The Bush administration said Monday it is considering several ways to help the beleaguered Soviets get through the winter, including direct humanitarian aid as well as waiving longstanding trade restrictions to loosen up credit.Soviet Foreign Minister Eduard A. Shevardnadze bluntly appealed for U.S. aid before a meeting Monday with Secretary of State James A. Baker III in Houston.

"We would appreciate, if possible, some food supplies," he said in reply to a question from a reporter. "That is the most acute problem."

Baker pledged a sympathetic response. "As far as humanitarian assistance, medical assistance, food and that sort of thing, I know the president will be forthcoming with respect to trying to help," the secretary said.

Marlin Fitzwater, the president's spokesman, also said Bush is considering waiving trade restrictions imposed by the Jackson-Vanik Amendment, which was designed to punish the Soviets for refusing to permit free emigration of Jews.

Bush had pledged to hold up granting the Soviets most-favored-nation trade status until the Soviet legislature passes new emigration legislation.

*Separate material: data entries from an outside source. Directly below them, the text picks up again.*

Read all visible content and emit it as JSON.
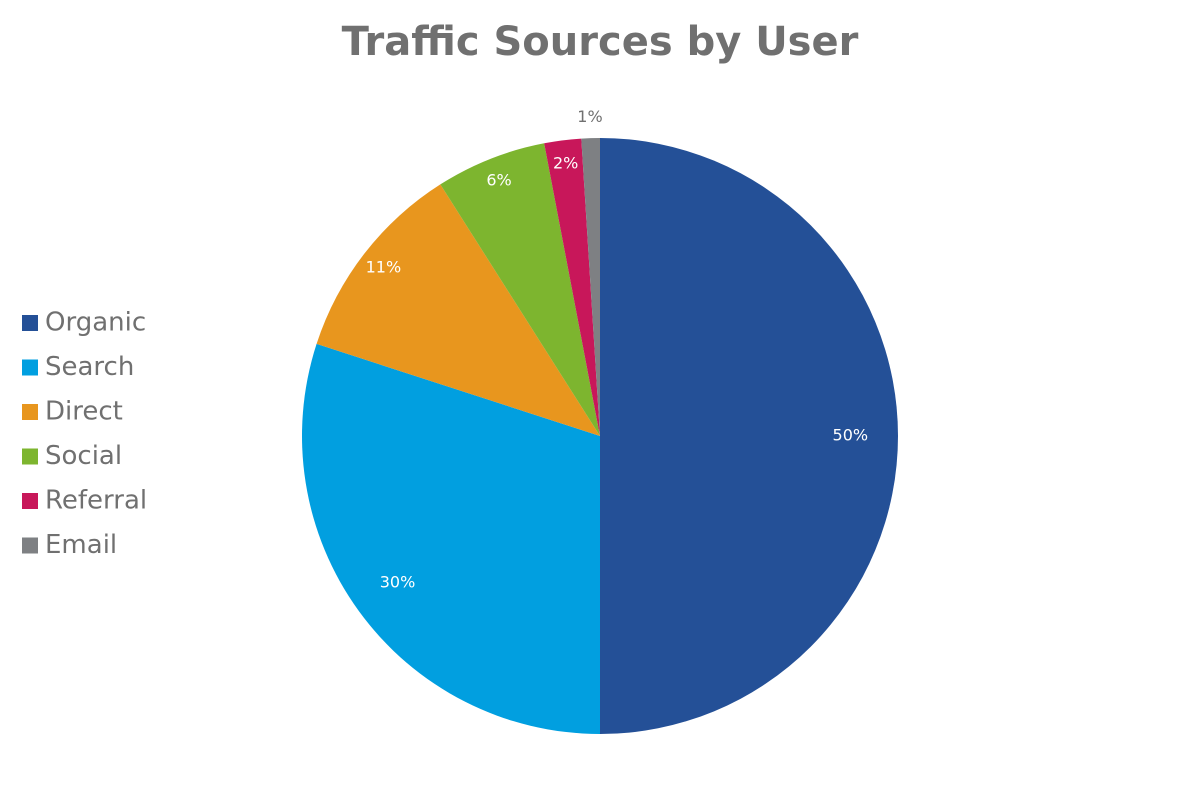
{
  "chart_data": {
    "type": "pie",
    "title": "Traffic Sources by User",
    "categories": [
      "Organic",
      "Search",
      "Direct",
      "Social",
      "Referral",
      "Email"
    ],
    "values": [
      50,
      30,
      11,
      6,
      2,
      1
    ],
    "value_labels": [
      "50%",
      "30%",
      "11%",
      "6%",
      "2%",
      "1%"
    ],
    "colors": [
      "#245097",
      "#019fe0",
      "#e8961e",
      "#7db52f",
      "#c8175a",
      "#7e8083"
    ],
    "legend": "left"
  }
}
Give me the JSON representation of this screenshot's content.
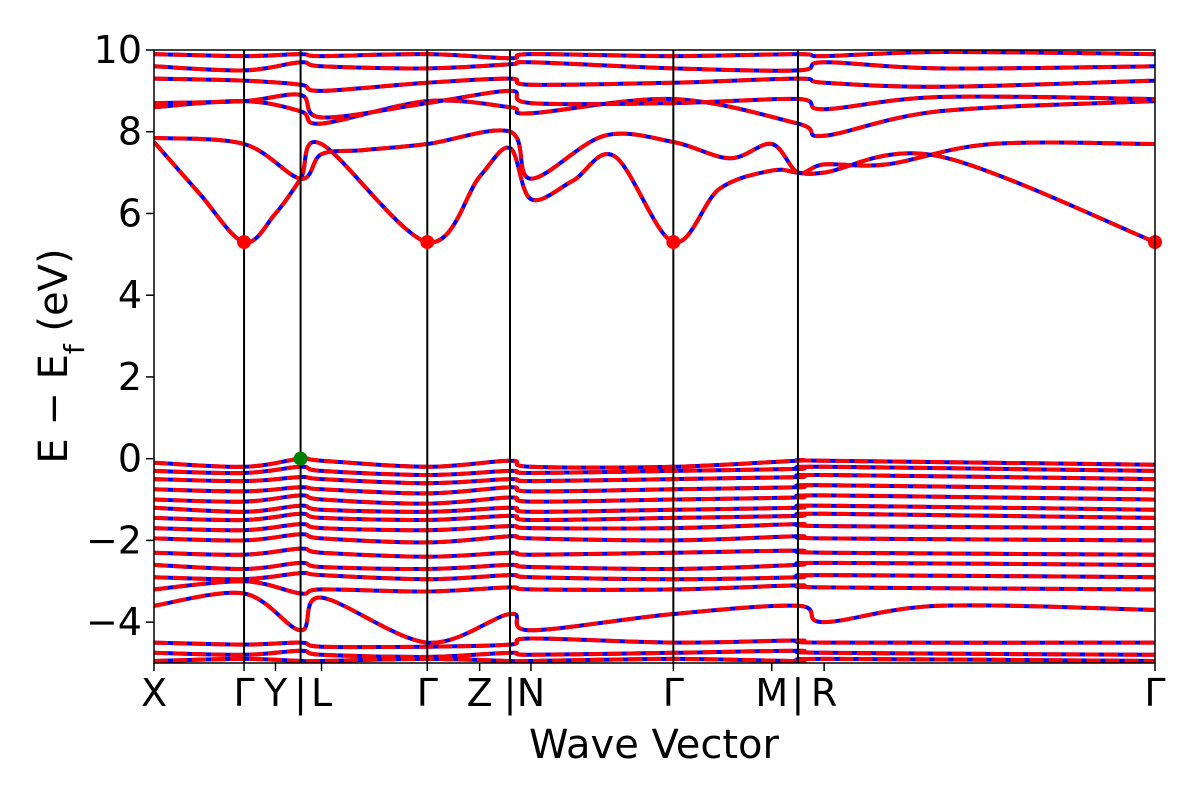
{
  "chart_data": {
    "type": "line",
    "xlabel": "Wave Vector",
    "ylabel": "E − E_f (eV)",
    "ylabel_parts": {
      "main": "E − E",
      "sub": "f",
      "unit": " (eV)"
    },
    "ylim": [
      -5,
      10
    ],
    "yticks": [
      -4,
      -2,
      0,
      2,
      4,
      6,
      8,
      10
    ],
    "ytick_labels": [
      "−4",
      "−2",
      "0",
      "2",
      "4",
      "6",
      "8",
      "10"
    ],
    "xlim": [
      0,
      9.56
    ],
    "kpoint_labels": [
      {
        "x": 0.0,
        "label": "X"
      },
      {
        "x": 0.86,
        "label": "Γ"
      },
      {
        "x": 1.16,
        "label": "Y"
      },
      {
        "x": 1.4,
        "label": "|"
      },
      {
        "x": 1.6,
        "label": "L"
      },
      {
        "x": 2.61,
        "label": "Γ"
      },
      {
        "x": 3.11,
        "label": "Z"
      },
      {
        "x": 3.4,
        "label": "|"
      },
      {
        "x": 3.6,
        "label": "N"
      },
      {
        "x": 4.96,
        "label": "Γ"
      },
      {
        "x": 5.9,
        "label": "M"
      },
      {
        "x": 6.15,
        "label": "|"
      },
      {
        "x": 6.4,
        "label": "R"
      },
      {
        "x": 9.56,
        "label": "Γ"
      }
    ],
    "segment_boundaries": [
      0.86,
      1.4,
      2.61,
      3.4,
      4.96,
      6.15
    ],
    "cbm_points": [
      {
        "x": 0.86,
        "y": 5.3
      },
      {
        "x": 2.61,
        "y": 5.3
      },
      {
        "x": 4.96,
        "y": 5.3
      },
      {
        "x": 9.56,
        "y": 5.3
      }
    ],
    "vbm_points": [
      {
        "x": 1.4,
        "y": 0.0
      }
    ],
    "series": [
      {
        "color": "#0000ff",
        "style": "solid"
      },
      {
        "color": "#ff0000",
        "style": "dashed"
      }
    ],
    "colors": {
      "cbm_marker": "#ff0000",
      "vbm_marker": "#008000",
      "vline": "#000000"
    },
    "conduction_bands": [
      {
        "p": [
          [
            0,
            7.75
          ],
          [
            0.43,
            6.5
          ],
          [
            0.86,
            5.3
          ],
          [
            1.16,
            6.0
          ],
          [
            1.4,
            6.85
          ],
          [
            1.6,
            7.7
          ],
          [
            2.61,
            5.3
          ],
          [
            3.11,
            6.9
          ],
          [
            3.4,
            7.6
          ],
          [
            3.6,
            6.35
          ],
          [
            4.0,
            6.8
          ],
          [
            4.4,
            7.4
          ],
          [
            4.96,
            5.3
          ],
          [
            5.4,
            6.6
          ],
          [
            5.9,
            7.05
          ],
          [
            6.15,
            7.0
          ],
          [
            6.4,
            7.0
          ],
          [
            7.5,
            7.4
          ],
          [
            9.56,
            5.3
          ]
        ]
      },
      {
        "p": [
          [
            0,
            7.85
          ],
          [
            0.86,
            7.7
          ],
          [
            1.4,
            6.85
          ],
          [
            1.6,
            7.45
          ],
          [
            2.0,
            7.55
          ],
          [
            2.61,
            7.7
          ],
          [
            3.4,
            8.0
          ],
          [
            3.6,
            6.85
          ],
          [
            4.3,
            7.9
          ],
          [
            4.96,
            7.75
          ],
          [
            5.5,
            7.35
          ],
          [
            5.9,
            7.7
          ],
          [
            6.15,
            7.0
          ],
          [
            6.4,
            7.2
          ],
          [
            7.0,
            7.2
          ],
          [
            8.0,
            7.7
          ],
          [
            9.56,
            7.7
          ]
        ]
      },
      {
        "p": [
          [
            0,
            8.6
          ],
          [
            0.86,
            8.75
          ],
          [
            1.4,
            8.5
          ],
          [
            1.6,
            8.2
          ],
          [
            2.61,
            8.75
          ],
          [
            3.4,
            8.6
          ],
          [
            3.6,
            8.45
          ],
          [
            4.96,
            8.8
          ],
          [
            6.15,
            8.2
          ],
          [
            6.4,
            7.9
          ],
          [
            7.5,
            8.5
          ],
          [
            9.56,
            8.75
          ]
        ]
      },
      {
        "p": [
          [
            0,
            8.7
          ],
          [
            0.86,
            8.75
          ],
          [
            1.4,
            8.9
          ],
          [
            1.6,
            8.35
          ],
          [
            2.61,
            8.7
          ],
          [
            3.4,
            9.0
          ],
          [
            3.6,
            8.7
          ],
          [
            4.96,
            8.7
          ],
          [
            6.15,
            8.8
          ],
          [
            6.4,
            8.55
          ],
          [
            7.5,
            8.85
          ],
          [
            9.56,
            8.8
          ]
        ]
      },
      {
        "p": [
          [
            0,
            9.3
          ],
          [
            0.86,
            9.25
          ],
          [
            1.4,
            9.15
          ],
          [
            1.6,
            9.0
          ],
          [
            2.61,
            9.2
          ],
          [
            3.4,
            9.3
          ],
          [
            3.6,
            9.15
          ],
          [
            4.96,
            9.2
          ],
          [
            6.15,
            9.3
          ],
          [
            6.4,
            9.2
          ],
          [
            7.5,
            9.1
          ],
          [
            9.56,
            9.25
          ]
        ]
      },
      {
        "p": [
          [
            0,
            9.6
          ],
          [
            0.86,
            9.5
          ],
          [
            1.4,
            9.7
          ],
          [
            1.6,
            9.6
          ],
          [
            2.61,
            9.55
          ],
          [
            3.4,
            9.65
          ],
          [
            3.6,
            9.7
          ],
          [
            4.96,
            9.55
          ],
          [
            6.15,
            9.5
          ],
          [
            6.4,
            9.7
          ],
          [
            7.5,
            9.55
          ],
          [
            9.56,
            9.6
          ]
        ]
      },
      {
        "p": [
          [
            0,
            9.9
          ],
          [
            0.86,
            9.85
          ],
          [
            1.4,
            9.9
          ],
          [
            1.6,
            9.85
          ],
          [
            2.61,
            9.9
          ],
          [
            3.4,
            9.8
          ],
          [
            3.6,
            9.9
          ],
          [
            4.96,
            9.85
          ],
          [
            6.15,
            9.9
          ],
          [
            6.4,
            9.85
          ],
          [
            7.5,
            9.95
          ],
          [
            9.56,
            9.9
          ]
        ]
      }
    ],
    "valence_bands": [
      {
        "p": [
          [
            0,
            -0.1
          ],
          [
            0.86,
            -0.2
          ],
          [
            1.4,
            0.0
          ],
          [
            1.6,
            -0.05
          ],
          [
            2.61,
            -0.2
          ],
          [
            3.4,
            -0.05
          ],
          [
            3.6,
            -0.2
          ],
          [
            4.96,
            -0.2
          ],
          [
            6.15,
            -0.05
          ],
          [
            6.4,
            -0.05
          ],
          [
            9.56,
            -0.15
          ]
        ]
      },
      {
        "p": [
          [
            0,
            -0.3
          ],
          [
            0.86,
            -0.35
          ],
          [
            1.4,
            -0.2
          ],
          [
            1.6,
            -0.3
          ],
          [
            2.61,
            -0.4
          ],
          [
            3.4,
            -0.3
          ],
          [
            3.6,
            -0.35
          ],
          [
            4.96,
            -0.3
          ],
          [
            6.15,
            -0.25
          ],
          [
            6.4,
            -0.2
          ],
          [
            9.56,
            -0.3
          ]
        ]
      },
      {
        "p": [
          [
            0,
            -0.5
          ],
          [
            0.86,
            -0.55
          ],
          [
            1.4,
            -0.45
          ],
          [
            1.6,
            -0.5
          ],
          [
            2.61,
            -0.6
          ],
          [
            3.4,
            -0.5
          ],
          [
            3.6,
            -0.55
          ],
          [
            4.96,
            -0.5
          ],
          [
            6.15,
            -0.45
          ],
          [
            6.4,
            -0.4
          ],
          [
            9.56,
            -0.5
          ]
        ]
      },
      {
        "p": [
          [
            0,
            -0.75
          ],
          [
            0.86,
            -0.8
          ],
          [
            1.4,
            -0.7
          ],
          [
            1.6,
            -0.75
          ],
          [
            2.61,
            -0.85
          ],
          [
            3.4,
            -0.7
          ],
          [
            3.6,
            -0.8
          ],
          [
            4.96,
            -0.75
          ],
          [
            6.15,
            -0.7
          ],
          [
            6.4,
            -0.65
          ],
          [
            9.56,
            -0.75
          ]
        ]
      },
      {
        "p": [
          [
            0,
            -1.0
          ],
          [
            0.86,
            -1.05
          ],
          [
            1.4,
            -0.9
          ],
          [
            1.6,
            -1.0
          ],
          [
            2.61,
            -1.1
          ],
          [
            3.4,
            -0.95
          ],
          [
            3.6,
            -1.05
          ],
          [
            4.96,
            -1.0
          ],
          [
            6.15,
            -0.95
          ],
          [
            6.4,
            -0.9
          ],
          [
            9.56,
            -1.0
          ]
        ]
      },
      {
        "p": [
          [
            0,
            -1.2
          ],
          [
            0.86,
            -1.3
          ],
          [
            1.4,
            -1.15
          ],
          [
            1.6,
            -1.25
          ],
          [
            2.61,
            -1.3
          ],
          [
            3.4,
            -1.2
          ],
          [
            3.6,
            -1.3
          ],
          [
            4.96,
            -1.25
          ],
          [
            6.15,
            -1.2
          ],
          [
            6.4,
            -1.15
          ],
          [
            9.56,
            -1.25
          ]
        ]
      },
      {
        "p": [
          [
            0,
            -1.45
          ],
          [
            0.86,
            -1.5
          ],
          [
            1.4,
            -1.35
          ],
          [
            1.6,
            -1.45
          ],
          [
            2.61,
            -1.5
          ],
          [
            3.4,
            -1.4
          ],
          [
            3.6,
            -1.5
          ],
          [
            4.96,
            -1.45
          ],
          [
            6.15,
            -1.4
          ],
          [
            6.4,
            -1.35
          ],
          [
            9.56,
            -1.45
          ]
        ]
      },
      {
        "p": [
          [
            0,
            -1.7
          ],
          [
            0.86,
            -1.75
          ],
          [
            1.4,
            -1.6
          ],
          [
            1.6,
            -1.7
          ],
          [
            2.61,
            -1.75
          ],
          [
            3.4,
            -1.65
          ],
          [
            3.6,
            -1.7
          ],
          [
            4.96,
            -1.7
          ],
          [
            6.15,
            -1.6
          ],
          [
            6.4,
            -1.65
          ],
          [
            9.56,
            -1.7
          ]
        ]
      },
      {
        "p": [
          [
            0,
            -1.95
          ],
          [
            0.86,
            -2.0
          ],
          [
            1.4,
            -1.85
          ],
          [
            1.6,
            -1.95
          ],
          [
            2.61,
            -2.05
          ],
          [
            3.4,
            -1.9
          ],
          [
            3.6,
            -1.95
          ],
          [
            4.96,
            -2.0
          ],
          [
            6.15,
            -1.9
          ],
          [
            6.4,
            -1.95
          ],
          [
            9.56,
            -2.0
          ]
        ]
      },
      {
        "p": [
          [
            0,
            -2.3
          ],
          [
            0.86,
            -2.35
          ],
          [
            1.4,
            -2.2
          ],
          [
            1.6,
            -2.3
          ],
          [
            2.61,
            -2.4
          ],
          [
            3.4,
            -2.3
          ],
          [
            3.6,
            -2.35
          ],
          [
            4.96,
            -2.3
          ],
          [
            6.15,
            -2.25
          ],
          [
            6.4,
            -2.3
          ],
          [
            9.56,
            -2.35
          ]
        ]
      },
      {
        "p": [
          [
            0,
            -2.6
          ],
          [
            0.86,
            -2.7
          ],
          [
            1.4,
            -2.55
          ],
          [
            1.6,
            -2.65
          ],
          [
            2.61,
            -2.7
          ],
          [
            3.4,
            -2.6
          ],
          [
            3.6,
            -2.65
          ],
          [
            4.96,
            -2.7
          ],
          [
            6.15,
            -2.6
          ],
          [
            6.4,
            -2.55
          ],
          [
            9.56,
            -2.6
          ]
        ]
      },
      {
        "p": [
          [
            0,
            -2.9
          ],
          [
            0.86,
            -2.95
          ],
          [
            1.4,
            -2.8
          ],
          [
            1.6,
            -2.85
          ],
          [
            2.61,
            -2.95
          ],
          [
            3.4,
            -2.85
          ],
          [
            3.6,
            -2.9
          ],
          [
            4.96,
            -2.95
          ],
          [
            6.15,
            -2.9
          ],
          [
            6.4,
            -2.85
          ],
          [
            9.56,
            -2.9
          ]
        ]
      },
      {
        "p": [
          [
            0,
            -3.2
          ],
          [
            0.86,
            -3.0
          ],
          [
            1.4,
            -3.3
          ],
          [
            1.6,
            -3.2
          ],
          [
            2.61,
            -3.25
          ],
          [
            3.4,
            -3.15
          ],
          [
            3.6,
            -3.2
          ],
          [
            4.96,
            -3.2
          ],
          [
            6.15,
            -3.1
          ],
          [
            6.4,
            -3.15
          ],
          [
            9.56,
            -3.2
          ]
        ]
      },
      {
        "p": [
          [
            0,
            -3.6
          ],
          [
            0.86,
            -3.3
          ],
          [
            1.4,
            -4.2
          ],
          [
            1.6,
            -3.4
          ],
          [
            2.61,
            -4.5
          ],
          [
            3.4,
            -3.8
          ],
          [
            3.6,
            -4.2
          ],
          [
            4.96,
            -3.8
          ],
          [
            6.15,
            -3.6
          ],
          [
            6.4,
            -4.0
          ],
          [
            7.5,
            -3.6
          ],
          [
            9.56,
            -3.7
          ]
        ]
      },
      {
        "p": [
          [
            0,
            -4.5
          ],
          [
            0.86,
            -4.55
          ],
          [
            1.4,
            -4.5
          ],
          [
            1.6,
            -4.6
          ],
          [
            2.61,
            -4.6
          ],
          [
            3.4,
            -4.55
          ],
          [
            3.6,
            -4.4
          ],
          [
            4.96,
            -4.5
          ],
          [
            6.15,
            -4.45
          ],
          [
            6.4,
            -4.5
          ],
          [
            9.56,
            -4.5
          ]
        ]
      },
      {
        "p": [
          [
            0,
            -4.75
          ],
          [
            0.86,
            -4.8
          ],
          [
            1.4,
            -4.7
          ],
          [
            1.6,
            -4.8
          ],
          [
            2.61,
            -4.85
          ],
          [
            3.4,
            -4.75
          ],
          [
            3.6,
            -4.8
          ],
          [
            4.96,
            -4.75
          ],
          [
            6.15,
            -4.7
          ],
          [
            6.4,
            -4.75
          ],
          [
            9.56,
            -4.8
          ]
        ]
      },
      {
        "p": [
          [
            0,
            -4.95
          ],
          [
            0.86,
            -4.9
          ],
          [
            1.4,
            -4.95
          ],
          [
            1.6,
            -4.95
          ],
          [
            2.61,
            -4.9
          ],
          [
            3.4,
            -4.95
          ],
          [
            3.6,
            -4.95
          ],
          [
            4.96,
            -4.9
          ],
          [
            6.15,
            -4.95
          ],
          [
            6.4,
            -4.9
          ],
          [
            9.56,
            -4.95
          ]
        ]
      }
    ]
  }
}
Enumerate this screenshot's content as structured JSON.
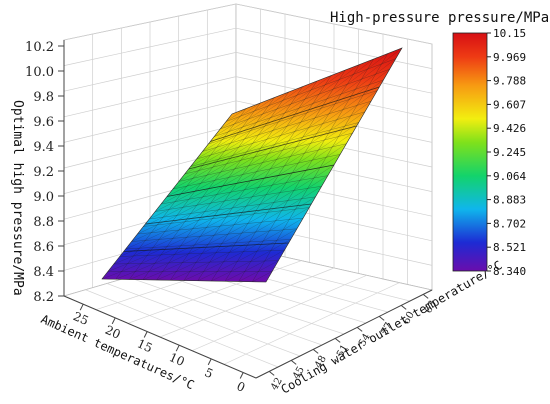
{
  "chart_data": {
    "type": "surface3d",
    "title": "High-pressure pressure/MPa",
    "zlabel": "Optimal high pressure/MPa",
    "xlabel": "Ambient temperatures/°C",
    "ylabel": "Cooling water outlet temperature/°C",
    "z_ticks": [
      "10.2",
      "10.0",
      "9.8",
      "9.6",
      "9.4",
      "9.2",
      "9.0",
      "8.8",
      "8.6",
      "8.4",
      "8.2"
    ],
    "x_ticks": [
      "25",
      "20",
      "15",
      "10",
      "5",
      "0"
    ],
    "y_ticks": [
      "63",
      "60",
      "57",
      "54",
      "51",
      "48",
      "45",
      "42"
    ],
    "zlim": [
      8.2,
      10.2
    ],
    "colorbar": {
      "min": 8.34,
      "max": 10.15,
      "labels": [
        "10.15",
        "9.969",
        "9.788",
        "9.607",
        "9.426",
        "9.245",
        "9.064",
        "8.883",
        "8.702",
        "8.521",
        "8.340"
      ]
    },
    "surface_corners": {
      "low_ambient_low_outlet": 8.34,
      "high_ambient_low_outlet": 8.34,
      "low_ambient_high_outlet": 9.6,
      "high_ambient_high_outlet": 10.15
    },
    "grid": true
  }
}
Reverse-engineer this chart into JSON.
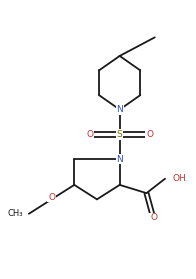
{
  "background_color": "#ffffff",
  "bond_color": "#1a1a1a",
  "N_color": "#3050c8",
  "O_color": "#c03030",
  "S_color": "#707000",
  "figsize": [
    1.96,
    2.79
  ],
  "dpi": 100,
  "lw": 1.3,
  "fs": 6.5,
  "xlim": [
    0.0,
    9.5
  ],
  "ylim": [
    0.0,
    13.5
  ]
}
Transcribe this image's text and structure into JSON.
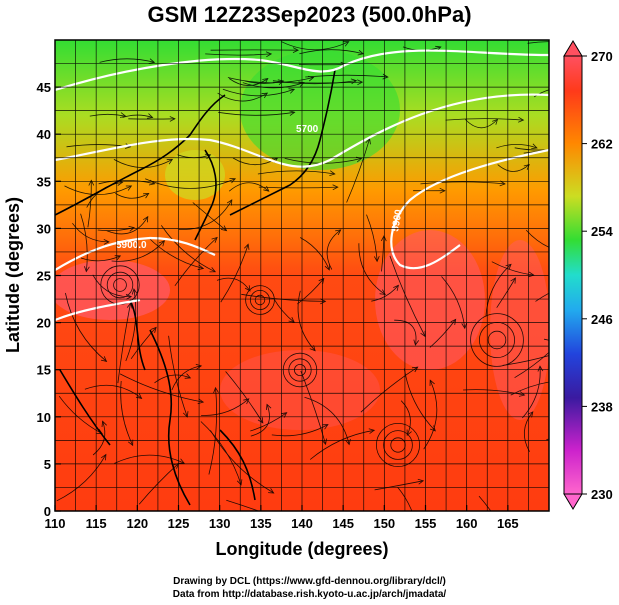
{
  "title": "GSM 12Z23Sep2023 (500.0hPa)",
  "credits": {
    "line1": "Drawing by DCL (https://www.gfd-dennou.org/library/dcl/)",
    "line2": "Data from http://database.rish.kyoto-u.ac.jp/arch/jmadata/"
  },
  "chart_data": {
    "type": "heatmap",
    "title": "GSM 12Z23Sep2023 (500.0hPa)",
    "xlabel": "Longitude (degrees)",
    "ylabel": "Latitude  (degrees)",
    "xlim": [
      110,
      170
    ],
    "ylim": [
      0,
      50
    ],
    "xticks": [
      110,
      115,
      120,
      125,
      130,
      135,
      140,
      145,
      150,
      155,
      160,
      165
    ],
    "yticks": [
      0,
      5,
      10,
      15,
      20,
      25,
      30,
      35,
      40,
      45
    ],
    "grid": true,
    "colorbar": {
      "range": [
        230,
        270
      ],
      "ticks": [
        230,
        238,
        246,
        254,
        262,
        270
      ],
      "colors": [
        "#ff66cc",
        "#cc22cc",
        "#3a1aa0",
        "#2244dd",
        "#22aaee",
        "#22ddcc",
        "#33dd33",
        "#ccdd22",
        "#ff8800",
        "#ff3a1a",
        "#ff5060"
      ]
    },
    "contour_labels": [
      "5700",
      "5900.0",
      "5900"
    ],
    "overlay": "streamlines"
  }
}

But the measure has been tied up for months, partly due to concern among some Soviets that it would lead to a "brain drain," a mass exodus of the troubled country's best-trained people. Nonetheless, Jews are being permitted to leave in record numbers.

Meanwhile, a top State Department official, speaking on condition of anonymity, said a U.S. study of the Soviet consumer goods shortage confirms there is no widespread hunger in the country and that adequate food is available if authorities can get it distributed.